Now having graduated to the California League, Bourjos said he finds it advantageous for him to face more advanced pitchers.
"I think they just throw their offspeed more for strikes," Bourjos said. "I'd say that's the biggest thing. It just kind of makes it easier because you're not chasing it in the dirt. Maybe that's the reason why I'm doing better—they're throwing more strikes."
In the field, Bourjos' speed and outstanding first-step and instincts make him a plus defender in center field. Bourjos gets good reads off the bat and accelerates quickly to track down balls in the gaps.

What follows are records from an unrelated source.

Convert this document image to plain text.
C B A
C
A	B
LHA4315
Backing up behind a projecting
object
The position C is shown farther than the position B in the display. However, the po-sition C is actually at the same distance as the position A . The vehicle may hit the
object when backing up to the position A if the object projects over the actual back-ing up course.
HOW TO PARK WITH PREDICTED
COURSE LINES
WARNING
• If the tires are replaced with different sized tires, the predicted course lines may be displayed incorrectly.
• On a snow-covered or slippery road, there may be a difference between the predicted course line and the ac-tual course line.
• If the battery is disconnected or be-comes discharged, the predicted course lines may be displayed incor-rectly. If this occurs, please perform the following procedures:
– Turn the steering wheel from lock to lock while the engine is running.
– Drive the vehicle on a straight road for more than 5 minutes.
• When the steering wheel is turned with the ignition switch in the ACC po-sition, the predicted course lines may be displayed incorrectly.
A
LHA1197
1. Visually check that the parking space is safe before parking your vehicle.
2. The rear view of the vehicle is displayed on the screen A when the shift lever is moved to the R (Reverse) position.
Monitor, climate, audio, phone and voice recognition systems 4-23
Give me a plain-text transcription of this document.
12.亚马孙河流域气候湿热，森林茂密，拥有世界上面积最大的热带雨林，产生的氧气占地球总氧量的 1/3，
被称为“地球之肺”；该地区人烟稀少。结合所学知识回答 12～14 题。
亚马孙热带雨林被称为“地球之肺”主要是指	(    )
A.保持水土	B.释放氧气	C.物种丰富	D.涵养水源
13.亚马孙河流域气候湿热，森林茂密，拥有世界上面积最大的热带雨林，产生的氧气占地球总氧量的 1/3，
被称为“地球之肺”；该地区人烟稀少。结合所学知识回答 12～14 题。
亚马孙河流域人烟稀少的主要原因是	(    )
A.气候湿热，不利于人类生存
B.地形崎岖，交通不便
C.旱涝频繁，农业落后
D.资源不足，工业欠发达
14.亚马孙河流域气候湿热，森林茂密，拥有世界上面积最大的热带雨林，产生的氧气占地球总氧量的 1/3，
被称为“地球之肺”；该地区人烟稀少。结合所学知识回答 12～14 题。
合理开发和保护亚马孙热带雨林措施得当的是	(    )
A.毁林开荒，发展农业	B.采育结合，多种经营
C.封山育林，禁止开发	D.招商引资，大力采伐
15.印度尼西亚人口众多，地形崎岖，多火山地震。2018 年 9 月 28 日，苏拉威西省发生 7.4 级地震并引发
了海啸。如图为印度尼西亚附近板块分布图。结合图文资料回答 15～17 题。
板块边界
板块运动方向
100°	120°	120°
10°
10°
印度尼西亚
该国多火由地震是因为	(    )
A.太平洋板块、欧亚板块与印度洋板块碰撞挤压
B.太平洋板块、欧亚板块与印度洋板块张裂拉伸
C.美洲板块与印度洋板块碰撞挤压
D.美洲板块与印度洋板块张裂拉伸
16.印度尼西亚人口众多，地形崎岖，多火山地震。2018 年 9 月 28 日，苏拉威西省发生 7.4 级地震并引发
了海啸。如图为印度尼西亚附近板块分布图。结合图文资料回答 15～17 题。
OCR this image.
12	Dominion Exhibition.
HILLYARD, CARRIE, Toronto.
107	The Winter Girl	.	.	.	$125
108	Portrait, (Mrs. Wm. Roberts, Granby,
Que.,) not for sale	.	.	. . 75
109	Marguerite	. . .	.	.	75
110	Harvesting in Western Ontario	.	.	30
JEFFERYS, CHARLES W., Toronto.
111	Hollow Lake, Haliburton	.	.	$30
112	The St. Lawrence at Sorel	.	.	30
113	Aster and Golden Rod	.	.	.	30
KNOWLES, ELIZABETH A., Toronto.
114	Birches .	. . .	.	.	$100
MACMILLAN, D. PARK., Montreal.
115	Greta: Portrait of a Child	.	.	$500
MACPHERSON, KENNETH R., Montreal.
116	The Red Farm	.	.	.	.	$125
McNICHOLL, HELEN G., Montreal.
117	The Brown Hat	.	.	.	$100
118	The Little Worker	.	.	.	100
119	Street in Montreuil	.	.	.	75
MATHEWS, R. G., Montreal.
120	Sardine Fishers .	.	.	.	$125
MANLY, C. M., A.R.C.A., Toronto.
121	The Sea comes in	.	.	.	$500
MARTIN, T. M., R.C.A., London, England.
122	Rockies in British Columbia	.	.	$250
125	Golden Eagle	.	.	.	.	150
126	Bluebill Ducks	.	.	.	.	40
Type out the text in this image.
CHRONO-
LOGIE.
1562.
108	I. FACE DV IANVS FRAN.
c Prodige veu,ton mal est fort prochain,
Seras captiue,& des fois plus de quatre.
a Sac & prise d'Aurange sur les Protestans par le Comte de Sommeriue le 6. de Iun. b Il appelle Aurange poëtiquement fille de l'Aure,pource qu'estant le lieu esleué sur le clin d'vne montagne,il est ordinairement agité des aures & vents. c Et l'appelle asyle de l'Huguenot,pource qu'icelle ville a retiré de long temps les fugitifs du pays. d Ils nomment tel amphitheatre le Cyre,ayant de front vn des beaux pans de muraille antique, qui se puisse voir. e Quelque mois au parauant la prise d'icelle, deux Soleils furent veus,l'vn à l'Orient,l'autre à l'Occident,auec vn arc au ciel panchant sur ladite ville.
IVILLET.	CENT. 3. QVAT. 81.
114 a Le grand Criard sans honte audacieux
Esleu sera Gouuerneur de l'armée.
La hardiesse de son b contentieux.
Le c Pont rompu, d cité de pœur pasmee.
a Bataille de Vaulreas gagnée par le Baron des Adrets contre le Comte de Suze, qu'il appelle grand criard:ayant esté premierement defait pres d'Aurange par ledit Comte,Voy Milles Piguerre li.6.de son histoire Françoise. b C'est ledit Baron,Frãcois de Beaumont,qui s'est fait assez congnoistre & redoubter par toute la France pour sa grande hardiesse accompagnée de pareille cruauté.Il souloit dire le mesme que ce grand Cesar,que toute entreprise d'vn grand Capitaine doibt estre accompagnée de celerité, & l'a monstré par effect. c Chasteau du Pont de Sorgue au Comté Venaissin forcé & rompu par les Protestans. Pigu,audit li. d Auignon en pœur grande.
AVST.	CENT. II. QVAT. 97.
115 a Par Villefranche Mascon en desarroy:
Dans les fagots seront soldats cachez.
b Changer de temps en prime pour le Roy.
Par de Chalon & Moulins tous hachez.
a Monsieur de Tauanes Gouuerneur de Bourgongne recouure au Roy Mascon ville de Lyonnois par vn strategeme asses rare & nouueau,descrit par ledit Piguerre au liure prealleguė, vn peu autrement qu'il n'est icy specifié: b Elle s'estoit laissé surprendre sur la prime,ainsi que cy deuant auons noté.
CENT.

"He's always had good defensive instincts, but he's polished them up," Flores said. "He gets good jumps, he covers a lot of ground and he can make the acrobatic play if needed. He's a guy who can shrink the field with his ability to run balls down."
Playing in the Cal League, where the winds can play tricks on outfielders trying to track fly balls, has created another challenge for Bourjos to tackle.
"It's tough defensively," Bourjos said. "You've got to go play deep, and you don't really have a chance to run too many balls down. If you do, you're playing on the (warning) track and you catch it, and usually you just come in on balls.
"Offensively it's nice because the outfielders are playing deep, so you either hit a ball good and it's gone, or you hit it bad and it falls in front."